Project III (MATH3382) 2019-20


"Algebra III": modules and vector spaces

Alexander Stasinski

Description


The aim of this project is to study some topics in algebra which pick up where Algebra II left off. The project will be oriented towards examples and exercises which you can partially select yourself and which will form an important part of your project report later.

In Michaelmas we will cover the following:
  • The concept of module over a ring. These are basically like vector spaces, but over rings instead of over fields. Unlike vector spaces, they may not always have a basis. Modules shed a lot of light on group theory and ring theory. For instance, an abelian group is just a module over $\mathbb{Z}$, and an ideal in a ring is just a submodule of the ring over itself. (Includes: left/right modules over non-commutative rings, submodules, quotients, bases/free modules, tensor products).

  • Vector spaces. We use the tool of modules over rings to shed new light on concepts of linear algebra. For instance, we can really explain where the determinant or transpose of a matrix come from.

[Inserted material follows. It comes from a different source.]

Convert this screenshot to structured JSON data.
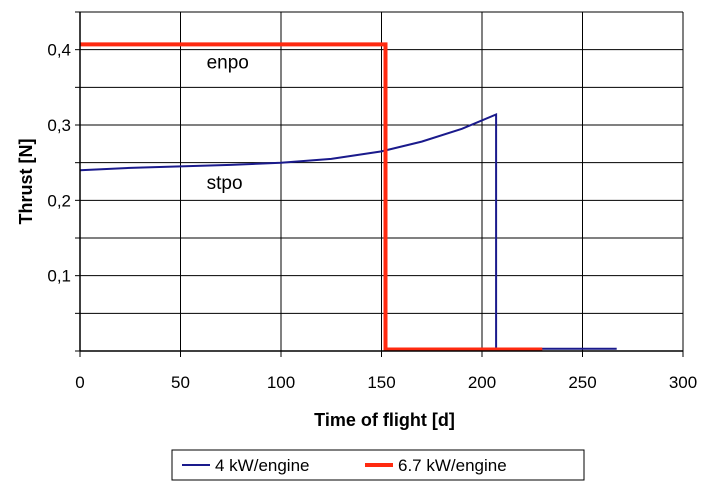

  • Modules over a PID. We will prove a complete structure theorem for finitely generated modules over a Principal Ideal Domain. In particular, this classifies all finite abelian groups, but it also gives a beautiful proof of Jordan Canonical Form.

Topics for further individual study in the latter stages of the project may include: 

  • More on modules over non-commutative rings. Left/right Noetherian/Artinian modules.
  • projective, injective and flat modules. Exact sequences, rudiments of homological algebra,
  • the module theoretic approach to representations of finite groups.

Prerequisites

  Algebra II.

Resources

We will follow Part III (Chapters 10-12) of D. S. Dummit and R. M. Foote, Abstract algebra (3rd edition or later). You are encouraged to find other additional or alternative resources on your own.